一百幾十只鬼影在夕陽下出現,它們飄到我的周圍,集體彎腰下拜。
我明白它們是求我幫它們擺脫小村的束縛。我說:“你們被束縛了幾十年,是世道欠你們的,等我把事情完全弄清楚,會給你們搭奈何橋出村。”
“不行!”關鈴從瘟疫山的方向走來,冷臉看着我說:“你能說出這翻話,說明你知道了鬼村存在的必要性。”

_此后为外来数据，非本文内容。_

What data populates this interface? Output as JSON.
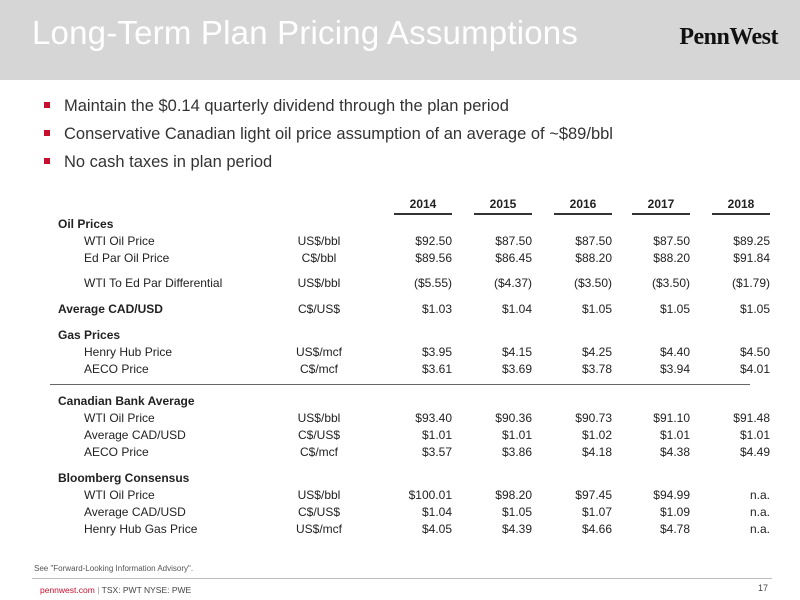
{
  "header": {
    "title": "Long-Term Plan Pricing Assumptions",
    "logo_text": "PennWest"
  },
  "bullets": [
    "Maintain the $0.14 quarterly dividend through the plan period",
    "Conservative Canadian light oil price assumption of an average of ~$89/bbl",
    "No cash taxes in plan period"
  ],
  "table": {
    "years": [
      "2014",
      "2015",
      "2016",
      "2017",
      "2018"
    ],
    "sections": {
      "oil": {
        "title": "Oil Prices",
        "rows": [
          {
            "label": "WTI Oil Price",
            "unit": "US$/bbl",
            "values": [
              "$92.50",
              "$87.50",
              "$87.50",
              "$87.50",
              "$89.25"
            ]
          },
          {
            "label": "Ed Par Oil Price",
            "unit": "C$/bbl",
            "values": [
              "$89.56",
              "$86.45",
              "$88.20",
              "$88.20",
              "$91.84"
            ]
          },
          {
            "label": "WTI To Ed Par Differential",
            "unit": "US$/bbl",
            "values": [
              "($5.55)",
              "($4.37)",
              "($3.50)",
              "($3.50)",
              "($1.79)"
            ]
          }
        ]
      },
      "cad": {
        "title": "Average CAD/USD",
        "unit": "C$/US$",
        "values": [
          "$1.03",
          "$1.04",
          "$1.05",
          "$1.05",
          "$1.05"
        ]
      },
      "gas": {
        "title": "Gas Prices",
        "rows": [
          {
            "label": "Henry Hub Price",
            "unit": "US$/mcf",
            "values": [
              "$3.95",
              "$4.15",
              "$4.25",
              "$4.40",
              "$4.50"
            ]
          },
          {
            "label": "AECO Price",
            "unit": "C$/mcf",
            "values": [
              "$3.61",
              "$3.69",
              "$3.78",
              "$3.94",
              "$4.01"
            ]
          }
        ]
      },
      "bank": {
        "title": "Canadian Bank Average",
        "rows": [
          {
            "label": "WTI Oil Price",
            "unit": "US$/bbl",
            "values": [
              "$93.40",
              "$90.36",
              "$90.73",
              "$91.10",
              "$91.48"
            ]
          },
          {
            "label": "Average CAD/USD",
            "unit": "C$/US$",
            "values": [
              "$1.01",
              "$1.01",
              "$1.02",
              "$1.01",
              "$1.01"
            ]
          },
          {
            "label": "AECO Price",
            "unit": "C$/mcf",
            "values": [
              "$3.57",
              "$3.86",
              "$4.18",
              "$4.38",
              "$4.49"
            ]
          }
        ]
      },
      "bloomberg": {
        "title": "Bloomberg Consensus",
        "rows": [
          {
            "label": "WTI Oil Price",
            "unit": "US$/bbl",
            "values": [
              "$100.01",
              "$98.20",
              "$97.45",
              "$94.99",
              "n.a."
            ]
          },
          {
            "label": "Average CAD/USD",
            "unit": "C$/US$",
            "values": [
              "$1.04",
              "$1.05",
              "$1.07",
              "$1.09",
              "n.a."
            ]
          },
          {
            "label": "Henry Hub Gas Price",
            "unit": "US$/mcf",
            "values": [
              "$4.05",
              "$4.39",
              "$4.66",
              "$4.78",
              "n.a."
            ]
          }
        ]
      }
    }
  },
  "advisory": "See \"Forward-Looking Information Advisory\".",
  "footer": {
    "site": "pennwest.com",
    "separator": "|",
    "tickers": "TSX: PWT  NYSE: PWE",
    "page": "17"
  },
  "colors": {
    "header_band": "#d6d6d6",
    "bullet_accent": "#c8102e"
  }
}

“呵呵。”我同樣冷笑着,指着跪拜的羣鬼說:“它們犯了什麼錯?要被鎖在山村?”
“你知道放了它們的後果嗎?”
“猜到了一些,但不是太清楚,您能仔細說說嗎?”我笑。關鈴說:“我去了那裡才明白事情的真相。五棺絕龍,以關、陳、秦、武四家絕後爲代價,分別葬着某些東西,又合起來鎮壓着一件邪兵。關家負責五棺中的地靈棺,地靈棺葬着百多年前已經要爆發的地靈意志。到了我父親這一代,只有諸葛老爺子記得五棺絕龍的責任,堅持不肯破五棺絕龍局,他以風水之術以一敵四,大獲全勝,這就是你被遺棄的背景了。”
“嗯。”我沉默的點頭,又問:“以四家人絕後爲代價,怎麼又扯上了瘟疫山的三個鬼村?”
“隨着人們對大地的破壞越來越嚴重,地靈棺在幾十年已經快壓制不住地靈意志,諸葛家以地靈棺爲中心又佈下了一個局,借鬼勢來增強地靈棺對地靈的壓制。”關鈴看着荒廢的小村說:“這樣的村子一共有九個。”
“也就是說,我把這些鬼放了,地靈的意志會甦醒,然後出現天災。”我笑的很歡樂。
“是!你要搭奈何橋放鬼嗎?”
“如果我非放不可呢?天下蒼生犯的錯,就該天下蒼生來抗。爲了天下蒼生,他們在不知道的情況下受蠱災而亡,被鎖小村數十年,它們何辜?”我低沉說着,轉而大聲的咆哮:“救天下蒼生是大德,但誰又有權利舉着救蒼生的旗號來剝奪別人的自由?”